Étrange façon d'encourager les médecins associés à la RAMQ

Période noire pour les médecins et les futurs médecins. Certains spécialistes auraient pu comprendre, amèrement mais solidairement, que la loi spéciale qui a réglé, en décembre dernier, les conditions de travail de la majorité des employés de l'État et des futurs médecins résidents leur a enlevé toute marge de manoeuvre pour renouveler leur convention. Certains d'entre nous acceptent aussi encore la rhétorique du «cadre financier», bien que nous soyons de plus en plus conscients qu'au Québec, qui n'a jamais été si prospère, ce sont les choix fiscaux qui font constamment diminuer la contribution des entreprises aux coffres de l'État. Comment accepter, par contre, l'imposition non pas d'une loi spéciale mais d'une loi qui pénalise ceux qui, de bonne foi, avaient espéré parvenir à une meilleure entente par le mécanisme démocratique de la négociation?

Comme si ce n'était pas suffisant, le ministre avait ensuite présenté son projet de loi en réponse au jugement Chaoulli de la Cour suprême, en s'éloignant considérablement des recommandations faites par les médecins lors de la consultation publique sur le livre blanc. Rien n'est proposé pour que le réseau tire le plein potentiel des cabinets déjà existants de médecins spécialistes qui participent à la RAMQ. L'accès à ces ressources pose pourtant actuellement un grave problème d'équité, faute de financement adéquat, dans la mesure où les citoyens doivent y payer des frais supplémentaires considérables pour obtenir des services médicalement nécessaires comme des chirurgies orthopédiques et ophtalmologiques, sans parler des tests d'imagerie diagnostique.

Plutôt que d'encourager l'efficacité (autre que comptable) des établissements publics, plutôt que d'allouer suffisamment de ressources aux installations existantes et d'améliorer les conditions de pratique et d'accueil des patients et des familles dans un cadre qui respecte leur dignité, plutôt que de miser sur la formulation de projets locaux et régionaux, par les professionnels de ces milieux, de réorganisation des services pour lesquels l'attente est problématique, le projet de loi incite les établissements à référer les patients dans de nouveaux centres médicaux spécialisés.
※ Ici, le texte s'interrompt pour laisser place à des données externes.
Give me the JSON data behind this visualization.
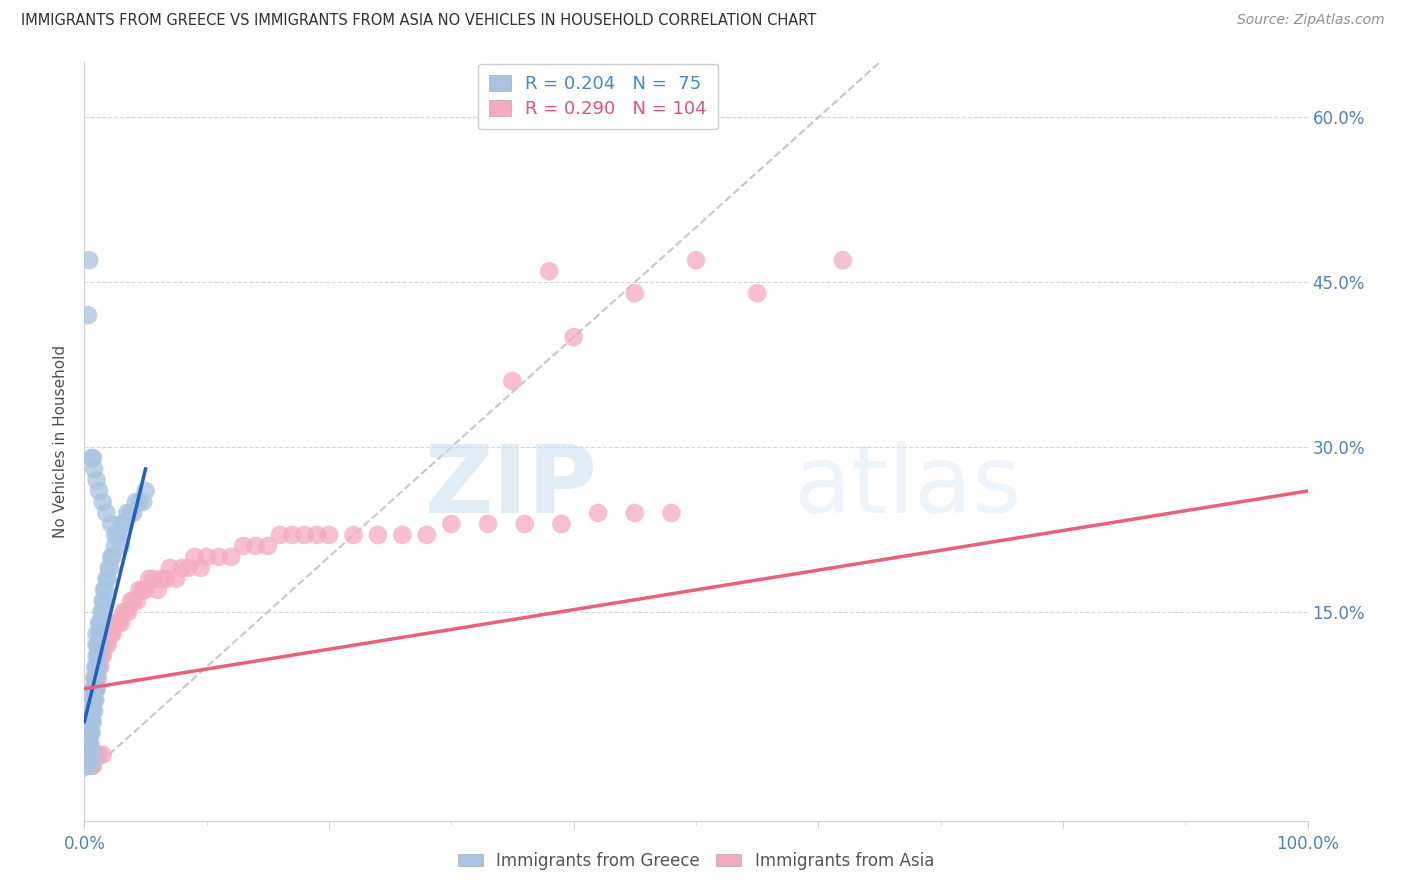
{
  "title": "IMMIGRANTS FROM GREECE VS IMMIGRANTS FROM ASIA NO VEHICLES IN HOUSEHOLD CORRELATION CHART",
  "source": "Source: ZipAtlas.com",
  "ylabel": "No Vehicles in Household",
  "y_ticks_right": [
    "60.0%",
    "45.0%",
    "30.0%",
    "15.0%"
  ],
  "y_tick_values": [
    0.6,
    0.45,
    0.3,
    0.15
  ],
  "xlim": [
    0.0,
    1.0
  ],
  "ylim": [
    -0.04,
    0.65
  ],
  "greece_R": 0.204,
  "greece_N": 75,
  "asia_R": 0.29,
  "asia_N": 104,
  "greece_color": "#a8c4e0",
  "asia_color": "#f5aabf",
  "greece_line_color": "#2060c0",
  "asia_line_color": "#e8607a",
  "diagonal_color": "#b8b8c8",
  "watermark_zip": "ZIP",
  "watermark_atlas": "atlas",
  "background_color": "#ffffff",
  "title_color": "#303030",
  "axis_color": "#5080c0",
  "greece_scatter_x": [
    0.002,
    0.003,
    0.004,
    0.004,
    0.005,
    0.005,
    0.005,
    0.006,
    0.006,
    0.006,
    0.007,
    0.007,
    0.007,
    0.007,
    0.008,
    0.008,
    0.008,
    0.009,
    0.009,
    0.009,
    0.009,
    0.01,
    0.01,
    0.01,
    0.01,
    0.01,
    0.01,
    0.011,
    0.011,
    0.011,
    0.012,
    0.012,
    0.012,
    0.013,
    0.013,
    0.014,
    0.014,
    0.015,
    0.015,
    0.016,
    0.016,
    0.017,
    0.018,
    0.019,
    0.02,
    0.021,
    0.022,
    0.023,
    0.025,
    0.027,
    0.028,
    0.03,
    0.032,
    0.035,
    0.038,
    0.04,
    0.042,
    0.045,
    0.048,
    0.05,
    0.003,
    0.004,
    0.006,
    0.007,
    0.008,
    0.01,
    0.012,
    0.015,
    0.018,
    0.022,
    0.025,
    0.03,
    0.003,
    0.005,
    0.008
  ],
  "greece_scatter_y": [
    0.03,
    0.02,
    0.03,
    0.04,
    0.03,
    0.04,
    0.05,
    0.04,
    0.05,
    0.06,
    0.05,
    0.06,
    0.07,
    0.08,
    0.06,
    0.07,
    0.08,
    0.07,
    0.08,
    0.09,
    0.1,
    0.08,
    0.09,
    0.1,
    0.11,
    0.12,
    0.13,
    0.1,
    0.11,
    0.12,
    0.12,
    0.13,
    0.14,
    0.13,
    0.14,
    0.14,
    0.15,
    0.15,
    0.16,
    0.16,
    0.17,
    0.17,
    0.18,
    0.18,
    0.19,
    0.19,
    0.2,
    0.2,
    0.21,
    0.22,
    0.22,
    0.23,
    0.23,
    0.24,
    0.24,
    0.24,
    0.25,
    0.25,
    0.25,
    0.26,
    0.42,
    0.47,
    0.29,
    0.29,
    0.28,
    0.27,
    0.26,
    0.25,
    0.24,
    0.23,
    0.22,
    0.21,
    0.01,
    0.01,
    0.02
  ],
  "asia_scatter_x": [
    0.002,
    0.003,
    0.003,
    0.004,
    0.004,
    0.005,
    0.005,
    0.005,
    0.006,
    0.006,
    0.006,
    0.007,
    0.007,
    0.008,
    0.008,
    0.008,
    0.009,
    0.009,
    0.01,
    0.01,
    0.01,
    0.011,
    0.011,
    0.012,
    0.012,
    0.013,
    0.013,
    0.014,
    0.015,
    0.015,
    0.016,
    0.017,
    0.018,
    0.019,
    0.02,
    0.022,
    0.023,
    0.025,
    0.027,
    0.028,
    0.03,
    0.032,
    0.034,
    0.036,
    0.038,
    0.04,
    0.043,
    0.045,
    0.048,
    0.05,
    0.053,
    0.056,
    0.06,
    0.063,
    0.067,
    0.07,
    0.075,
    0.08,
    0.085,
    0.09,
    0.095,
    0.1,
    0.11,
    0.12,
    0.13,
    0.14,
    0.15,
    0.16,
    0.17,
    0.18,
    0.19,
    0.2,
    0.22,
    0.24,
    0.26,
    0.28,
    0.3,
    0.33,
    0.36,
    0.39,
    0.42,
    0.45,
    0.48,
    0.38,
    0.45,
    0.5,
    0.55,
    0.62,
    0.35,
    0.4,
    0.004,
    0.005,
    0.006,
    0.007,
    0.008,
    0.01,
    0.012,
    0.015,
    0.003,
    0.003,
    0.004,
    0.004,
    0.005,
    0.005
  ],
  "asia_scatter_y": [
    0.03,
    0.02,
    0.04,
    0.03,
    0.05,
    0.04,
    0.05,
    0.06,
    0.05,
    0.06,
    0.07,
    0.06,
    0.07,
    0.07,
    0.08,
    0.09,
    0.08,
    0.09,
    0.08,
    0.09,
    0.1,
    0.09,
    0.1,
    0.1,
    0.11,
    0.1,
    0.11,
    0.11,
    0.11,
    0.12,
    0.12,
    0.12,
    0.13,
    0.12,
    0.13,
    0.13,
    0.13,
    0.14,
    0.14,
    0.14,
    0.14,
    0.15,
    0.15,
    0.15,
    0.16,
    0.16,
    0.16,
    0.17,
    0.17,
    0.17,
    0.18,
    0.18,
    0.17,
    0.18,
    0.18,
    0.19,
    0.18,
    0.19,
    0.19,
    0.2,
    0.19,
    0.2,
    0.2,
    0.2,
    0.21,
    0.21,
    0.21,
    0.22,
    0.22,
    0.22,
    0.22,
    0.22,
    0.22,
    0.22,
    0.22,
    0.22,
    0.23,
    0.23,
    0.23,
    0.23,
    0.24,
    0.24,
    0.24,
    0.46,
    0.44,
    0.47,
    0.44,
    0.47,
    0.36,
    0.4,
    0.01,
    0.01,
    0.01,
    0.01,
    0.02,
    0.02,
    0.02,
    0.02,
    0.01,
    0.01,
    0.01,
    0.01,
    0.01,
    0.01
  ],
  "greece_line_x": [
    0.0,
    0.05
  ],
  "greece_line_y_start": 0.05,
  "greece_line_y_end": 0.28,
  "asia_line_x": [
    0.0,
    1.0
  ],
  "asia_line_y_start": 0.08,
  "asia_line_y_end": 0.26
}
Qui plus est, alors que l'ensemble des médecins s'étaient prononcés contre le choix d'effectuer, dans de nouveaux centres, la chirurgie de la cataracte et les remplacements de genoux et de hanches, le projet de loi propose d'aller de l'avant avec ces procédures.

Comme pour finir de décourager les médecins de la pratique publique et des responsabilités hospitalières et d'enseignement, on propose à ceux qui choisiront de ne plus participer à la RAMQ de mettre sur pied les nouveaux centres médicaux spécialisés en leur garantissant un triple mode de rémunération: des fonds publics, grâce aux ententes de soins conclues avec les établissements du réseau, de nouvelles assurances privées pour les soins médicaux désormais admissibles et, bien sûr, de l'argent comptant de ceux qui pourront bien payer.

Quel est le message envoyé aux médecins qui croient encore en un système de santé public fort et capable de s'adapter aux besoins de la population? À ceux qui pensaient entreprendre des études médicales? Aux citoyens? Il semble qu'il y aura toujours quelqu'un, au gouvernement, pour justifier ces façons de faire et ces lois au nom de l'intérêt public et d'un cadre financier immuable. Doutons qu'arrivent à convaincre et à rassembler autour d'un quelconque projet ceux qui privilégient l'autoritarisme comme façon de gouverner, l'absence de reconnaissance des initiatives déjà mises en place par les médecins du réseau public, l'absence de considération des recommandations sur l'organisation des services formulées par le corps médical, l'asphyxie des conditions de pratique hospitalière dans les disciplines chirurgicales, l'encouragement à la pratique hors RAMQ et la punition pour ceux qui n'acceptent pas de plier l'échine.